# English language schools in Abu Dhabi



## New_hope (Jul 23, 2009)

Hello everyone
I am moving soon to Abu Dhabi to start a teaching position in a university there and I need some information about English language schools in Abu Dhabi. I have a daughter who is going to Grade 8 and another daughter who is going to Grade 5 (both are currently in Cnadian schools).
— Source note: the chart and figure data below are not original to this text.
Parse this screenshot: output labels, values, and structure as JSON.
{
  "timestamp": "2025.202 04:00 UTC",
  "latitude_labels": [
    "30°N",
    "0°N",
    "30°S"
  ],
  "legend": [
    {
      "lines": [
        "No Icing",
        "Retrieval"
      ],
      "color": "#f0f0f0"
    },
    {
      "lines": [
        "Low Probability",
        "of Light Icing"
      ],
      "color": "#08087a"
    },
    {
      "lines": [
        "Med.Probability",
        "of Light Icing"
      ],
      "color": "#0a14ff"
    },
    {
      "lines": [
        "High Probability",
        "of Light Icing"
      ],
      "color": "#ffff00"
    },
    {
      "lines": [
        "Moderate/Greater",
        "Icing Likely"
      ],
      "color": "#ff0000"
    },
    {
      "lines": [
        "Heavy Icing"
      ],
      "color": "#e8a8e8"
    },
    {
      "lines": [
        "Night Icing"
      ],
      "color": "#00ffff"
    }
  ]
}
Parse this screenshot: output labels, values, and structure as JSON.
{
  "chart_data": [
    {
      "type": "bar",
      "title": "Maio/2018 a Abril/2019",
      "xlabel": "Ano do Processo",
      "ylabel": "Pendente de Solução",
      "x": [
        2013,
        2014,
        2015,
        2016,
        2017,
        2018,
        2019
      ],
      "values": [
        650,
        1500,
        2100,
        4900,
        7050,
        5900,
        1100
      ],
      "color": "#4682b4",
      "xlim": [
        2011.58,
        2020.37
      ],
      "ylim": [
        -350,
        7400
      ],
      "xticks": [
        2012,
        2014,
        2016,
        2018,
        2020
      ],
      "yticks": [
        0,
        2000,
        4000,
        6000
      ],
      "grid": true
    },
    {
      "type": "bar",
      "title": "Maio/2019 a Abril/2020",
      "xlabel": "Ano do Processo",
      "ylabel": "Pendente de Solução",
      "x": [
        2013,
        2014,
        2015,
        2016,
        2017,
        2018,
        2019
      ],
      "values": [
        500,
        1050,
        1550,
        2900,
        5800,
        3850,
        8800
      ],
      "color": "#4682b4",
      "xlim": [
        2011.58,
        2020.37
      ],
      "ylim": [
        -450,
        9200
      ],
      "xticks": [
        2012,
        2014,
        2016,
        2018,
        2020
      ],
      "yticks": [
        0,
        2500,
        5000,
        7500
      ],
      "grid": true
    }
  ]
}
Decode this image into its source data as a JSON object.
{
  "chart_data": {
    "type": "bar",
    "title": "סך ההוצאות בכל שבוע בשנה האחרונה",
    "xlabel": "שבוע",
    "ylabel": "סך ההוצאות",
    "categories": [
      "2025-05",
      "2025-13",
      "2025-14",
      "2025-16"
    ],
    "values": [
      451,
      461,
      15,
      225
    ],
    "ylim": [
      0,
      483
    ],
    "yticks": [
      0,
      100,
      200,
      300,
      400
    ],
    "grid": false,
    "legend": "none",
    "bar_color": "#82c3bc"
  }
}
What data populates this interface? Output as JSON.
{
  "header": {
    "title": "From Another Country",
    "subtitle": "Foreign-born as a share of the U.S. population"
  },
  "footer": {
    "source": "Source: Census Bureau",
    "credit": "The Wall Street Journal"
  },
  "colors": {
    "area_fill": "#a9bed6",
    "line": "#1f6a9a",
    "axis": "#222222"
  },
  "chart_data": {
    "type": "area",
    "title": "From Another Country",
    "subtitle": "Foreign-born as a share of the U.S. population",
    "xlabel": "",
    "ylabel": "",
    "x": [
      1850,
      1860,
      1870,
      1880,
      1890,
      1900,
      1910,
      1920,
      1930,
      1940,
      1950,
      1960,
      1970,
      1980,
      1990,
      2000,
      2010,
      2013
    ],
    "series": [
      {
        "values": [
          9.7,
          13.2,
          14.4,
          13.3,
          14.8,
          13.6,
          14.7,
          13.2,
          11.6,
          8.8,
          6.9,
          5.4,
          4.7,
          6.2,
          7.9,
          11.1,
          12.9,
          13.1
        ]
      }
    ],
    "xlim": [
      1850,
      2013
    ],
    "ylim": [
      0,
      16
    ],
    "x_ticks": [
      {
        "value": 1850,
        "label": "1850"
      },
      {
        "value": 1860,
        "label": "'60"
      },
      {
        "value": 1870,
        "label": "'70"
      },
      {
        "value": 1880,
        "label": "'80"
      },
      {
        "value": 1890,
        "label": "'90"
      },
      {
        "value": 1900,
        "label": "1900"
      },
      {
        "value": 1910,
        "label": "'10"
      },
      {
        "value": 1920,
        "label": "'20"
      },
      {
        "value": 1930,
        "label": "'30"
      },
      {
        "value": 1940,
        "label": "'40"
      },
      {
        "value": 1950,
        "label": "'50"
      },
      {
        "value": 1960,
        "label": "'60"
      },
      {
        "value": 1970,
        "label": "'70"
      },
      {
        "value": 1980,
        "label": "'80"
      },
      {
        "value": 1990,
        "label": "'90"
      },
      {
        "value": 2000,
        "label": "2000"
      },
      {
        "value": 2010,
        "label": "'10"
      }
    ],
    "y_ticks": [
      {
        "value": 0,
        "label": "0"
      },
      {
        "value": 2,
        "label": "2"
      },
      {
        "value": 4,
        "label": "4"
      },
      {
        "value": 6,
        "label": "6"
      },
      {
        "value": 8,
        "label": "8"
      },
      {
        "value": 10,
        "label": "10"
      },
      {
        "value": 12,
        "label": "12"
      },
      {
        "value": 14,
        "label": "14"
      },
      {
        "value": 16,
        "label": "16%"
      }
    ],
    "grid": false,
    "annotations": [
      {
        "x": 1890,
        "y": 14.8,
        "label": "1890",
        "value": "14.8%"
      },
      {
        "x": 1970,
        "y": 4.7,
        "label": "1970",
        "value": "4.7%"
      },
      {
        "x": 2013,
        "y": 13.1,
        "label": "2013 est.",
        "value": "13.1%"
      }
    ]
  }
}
My salary includes AED 20,000 annual school allowance for each of them and I am not sure if I can find a good school for AED 20,000. I can top up a little bit but I hope I do not have to go so far on this. 

Also, is Arabic (or French) are mandatory in English language schools in Abu Dhabi?

Some information will definitly help ... thanks


----------



## DYLANJAMAL (Feb 20, 2009)

New_hope said:


> Hello everyone
> I am moving soon to Abu Dhabi to start a teaching position in a university there and I need some information about English language schools in Abu Dhabi. I have a daughter who is going to Grade 8 and another daughter who is going to Grade 5 (both are currently in Cnadian schools). My salary includes AED 20,000 annual school allowance for each of them and I am not sure if I can find a good school for AED 20,000. I can top up a little bit but I hope I do not have to go so far on this.
> 
> Also, is Arabic (or French) are mandatory in English language schools in Abu Dhabi?
> ...


I guess we are at the same boat... will move to Abudahabi very soon to start teaching in Khalifa univ. I have two kids too, I have checked and asked couple people who are on the ground there...
Unfortunately, 20K is not enough for good school. I have checked two schools (Canadian) in Abudagi, the feedback about the one that charge around 18-20K is not a good school. There is another one (New) Canadian school (that used Alberta educational system but it is pricey (around 45K). I am gathering alot of information before my departure on the mid of august...
Can I ask what univ. you will be teaching in and what area? Which town you will come from?
Have you got luck in accommodation in Abudabi yet?
I am from Waterloo, Ontario....
good luck
Dylan


----------



## JEB (Jun 23, 2008)

I am also going to teach but in Al Ain I have a daughter who will be starting 6th grade. I am also looking for a good school, possibly American but I am open I would not mind her going to a French school so that she could learn the language.


----------